3. Anthropic and the Gates Foundation Commit $200 Million to AI for Global Health and Education
Anthropic and the Bill and Melinda Gates Foundation announced a $200 million, four-year partnership on May 14, 2026 to deploy Claude in global health, life sciences, education, and economic mobility programs. The commitment is split evenly: Anthropic contributes technical expertise and Claude usage credits; the Gates Foundation contributes grant funding and program design. The largest portion targets global health, particularly in low- and middle-income countries where approximately 4.6 billion people lack access to essential health services.
Specific programs include using Claude to accelerate vaccine candidate screening for diseases like polio and HPV before pre-clinical development; working with the Gates Foundation's Institute for Disease Modeling to improve disease forecasting for malaria and tuberculosis deployment decisions; and developing AI-powered K-12 tutoring tools for students in the US, sub-Saharan Africa, and India.
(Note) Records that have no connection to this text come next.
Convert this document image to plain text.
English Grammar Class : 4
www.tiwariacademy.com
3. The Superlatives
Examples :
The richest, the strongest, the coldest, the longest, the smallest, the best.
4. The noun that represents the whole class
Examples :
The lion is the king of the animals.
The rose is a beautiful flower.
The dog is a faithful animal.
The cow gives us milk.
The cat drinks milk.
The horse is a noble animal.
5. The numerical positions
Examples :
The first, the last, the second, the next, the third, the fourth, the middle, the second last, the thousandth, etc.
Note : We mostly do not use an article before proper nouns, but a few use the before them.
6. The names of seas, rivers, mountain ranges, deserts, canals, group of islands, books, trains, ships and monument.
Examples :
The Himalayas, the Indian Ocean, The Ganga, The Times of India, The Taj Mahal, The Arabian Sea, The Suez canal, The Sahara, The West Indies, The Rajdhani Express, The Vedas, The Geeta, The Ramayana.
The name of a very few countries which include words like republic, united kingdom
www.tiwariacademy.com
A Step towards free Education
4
The partnership will also build open-source African language datasets and release knowledge graphs to improve model performance in underserved language contexts — resources that will be publicly available across the industry, not proprietary to Anthropic or the Gates Foundation.
The deal is significantly larger than the Gates Foundation's previous AI partnership: a $50 million deal with OpenAI in January 2026 (Horizon1000) aimed at improving 1,000 primary healthcare clinics in Africa. Anthropic's $200 million commitment — four times that size — signals how aggressively both parties are treating this as a strategic priority, not a philanthropic side project. Anthropic is running this work through its Beneficial Deployments team, which already provides Claude credits and engineering support to nonprofit and education partners globally.